Tangent space is independent of the coordiante function. Why $d\phi_0=d\psi_0\circ dh_0$ implies $Im(d\phi)\subseteq Im(d\psi)$

Question

Tangent space is independent of the coordiante function.

Let $X$ be a smooth n-manifold and $\phi: U\to X$ be a local parametrization at $x$ ($\phi(0)=x$).

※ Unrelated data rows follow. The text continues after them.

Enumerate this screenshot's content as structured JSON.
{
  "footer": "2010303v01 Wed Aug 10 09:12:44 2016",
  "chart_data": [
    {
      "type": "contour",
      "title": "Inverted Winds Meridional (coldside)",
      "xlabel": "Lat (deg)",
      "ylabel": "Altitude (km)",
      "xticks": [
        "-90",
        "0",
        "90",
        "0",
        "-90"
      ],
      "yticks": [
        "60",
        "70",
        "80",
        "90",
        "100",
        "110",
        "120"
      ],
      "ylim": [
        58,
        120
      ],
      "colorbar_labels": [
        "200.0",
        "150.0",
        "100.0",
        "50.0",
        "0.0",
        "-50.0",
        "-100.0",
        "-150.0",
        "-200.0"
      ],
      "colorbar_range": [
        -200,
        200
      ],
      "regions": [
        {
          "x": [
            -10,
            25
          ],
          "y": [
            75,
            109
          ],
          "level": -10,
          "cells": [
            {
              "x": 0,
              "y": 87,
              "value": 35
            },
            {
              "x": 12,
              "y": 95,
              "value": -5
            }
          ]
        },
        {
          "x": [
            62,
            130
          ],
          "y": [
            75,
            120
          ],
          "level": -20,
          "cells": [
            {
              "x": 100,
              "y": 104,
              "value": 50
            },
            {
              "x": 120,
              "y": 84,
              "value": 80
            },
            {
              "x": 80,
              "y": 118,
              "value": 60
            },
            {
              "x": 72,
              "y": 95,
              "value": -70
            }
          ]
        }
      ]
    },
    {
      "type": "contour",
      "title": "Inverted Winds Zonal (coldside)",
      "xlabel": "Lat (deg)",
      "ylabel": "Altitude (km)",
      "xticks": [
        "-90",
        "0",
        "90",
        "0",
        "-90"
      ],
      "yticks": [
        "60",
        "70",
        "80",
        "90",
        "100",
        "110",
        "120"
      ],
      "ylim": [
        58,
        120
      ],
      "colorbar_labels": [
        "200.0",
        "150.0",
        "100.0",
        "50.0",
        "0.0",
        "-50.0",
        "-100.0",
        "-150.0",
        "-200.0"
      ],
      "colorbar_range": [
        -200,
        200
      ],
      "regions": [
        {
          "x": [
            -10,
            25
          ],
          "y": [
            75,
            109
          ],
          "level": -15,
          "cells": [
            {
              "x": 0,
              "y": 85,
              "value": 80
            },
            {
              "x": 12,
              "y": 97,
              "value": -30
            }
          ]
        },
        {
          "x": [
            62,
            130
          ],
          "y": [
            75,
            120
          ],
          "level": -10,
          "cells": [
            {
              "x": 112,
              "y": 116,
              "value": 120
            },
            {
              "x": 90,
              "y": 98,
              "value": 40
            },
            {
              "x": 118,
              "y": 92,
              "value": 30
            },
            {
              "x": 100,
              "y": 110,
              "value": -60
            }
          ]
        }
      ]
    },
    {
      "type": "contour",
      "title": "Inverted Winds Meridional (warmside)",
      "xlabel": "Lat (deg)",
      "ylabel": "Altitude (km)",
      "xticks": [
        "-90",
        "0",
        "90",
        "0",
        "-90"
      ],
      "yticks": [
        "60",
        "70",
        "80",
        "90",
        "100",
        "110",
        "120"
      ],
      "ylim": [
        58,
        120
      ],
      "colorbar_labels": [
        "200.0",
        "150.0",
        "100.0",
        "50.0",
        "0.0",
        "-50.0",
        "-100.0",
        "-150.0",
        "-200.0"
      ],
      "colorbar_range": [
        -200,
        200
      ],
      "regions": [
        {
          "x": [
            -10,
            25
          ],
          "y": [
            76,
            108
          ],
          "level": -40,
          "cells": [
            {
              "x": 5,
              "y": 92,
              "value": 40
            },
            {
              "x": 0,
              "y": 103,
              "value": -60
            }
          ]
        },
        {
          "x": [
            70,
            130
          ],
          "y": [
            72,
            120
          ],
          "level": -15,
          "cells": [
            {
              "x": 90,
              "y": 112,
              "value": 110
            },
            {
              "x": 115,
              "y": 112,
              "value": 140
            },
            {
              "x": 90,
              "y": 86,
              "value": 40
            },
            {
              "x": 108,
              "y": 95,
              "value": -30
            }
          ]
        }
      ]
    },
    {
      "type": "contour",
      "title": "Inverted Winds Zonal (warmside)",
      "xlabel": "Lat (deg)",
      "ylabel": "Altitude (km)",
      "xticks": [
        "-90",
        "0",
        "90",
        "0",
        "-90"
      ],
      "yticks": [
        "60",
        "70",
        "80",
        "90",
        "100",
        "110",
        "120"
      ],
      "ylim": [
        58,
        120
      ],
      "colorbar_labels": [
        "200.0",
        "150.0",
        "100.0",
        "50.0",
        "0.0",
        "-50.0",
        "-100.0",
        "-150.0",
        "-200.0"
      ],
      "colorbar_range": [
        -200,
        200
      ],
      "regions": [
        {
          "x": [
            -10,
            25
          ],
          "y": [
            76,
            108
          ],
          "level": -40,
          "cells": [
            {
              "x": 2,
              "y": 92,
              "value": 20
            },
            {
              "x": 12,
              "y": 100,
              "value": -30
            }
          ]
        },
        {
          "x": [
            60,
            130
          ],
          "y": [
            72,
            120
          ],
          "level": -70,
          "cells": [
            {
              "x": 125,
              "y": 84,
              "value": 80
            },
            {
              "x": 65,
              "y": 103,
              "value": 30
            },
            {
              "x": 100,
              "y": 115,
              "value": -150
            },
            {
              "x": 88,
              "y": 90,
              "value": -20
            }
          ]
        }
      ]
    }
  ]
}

Define tangent space as $T_x(X)=d\phi_0(\mathbb R^n)$

We claim tangent space is independent of the local parametrization so we take another local parametrization $\psi: V\to X$ and we shrink $U,V$ such that $\phi(U)=\psi(V)$ namely we take a diffeomorphism $h=\psi^{-1}\circ \phi:U\to V$

Such that $\phi=\psi\circ h$ and differentiating it yields:$$d\phi_0=d\psi_0\circ dh_0$$

Question: Why last equation would imply image of $d\psi$ consists image of $d\phi$?

Answer 1

To spell it out, if $x\in\operatorname{im}(d\phi_0)$, then $x=d\phi_0(y)$ for some $y$, and so $x=(d\psi_0\circ dh_0)(y)=(d\psi_0)(dh_0(y))$ is in $\operatorname{im}(d\psi_0)$. That is, $\operatorname{im}(d\phi_0)\subset\operatorname{im}(d\psi_0)$.

Also, you may want to check out J. Milnor's Topology from the differentiable viewpoint for what I find to be a clear exposition.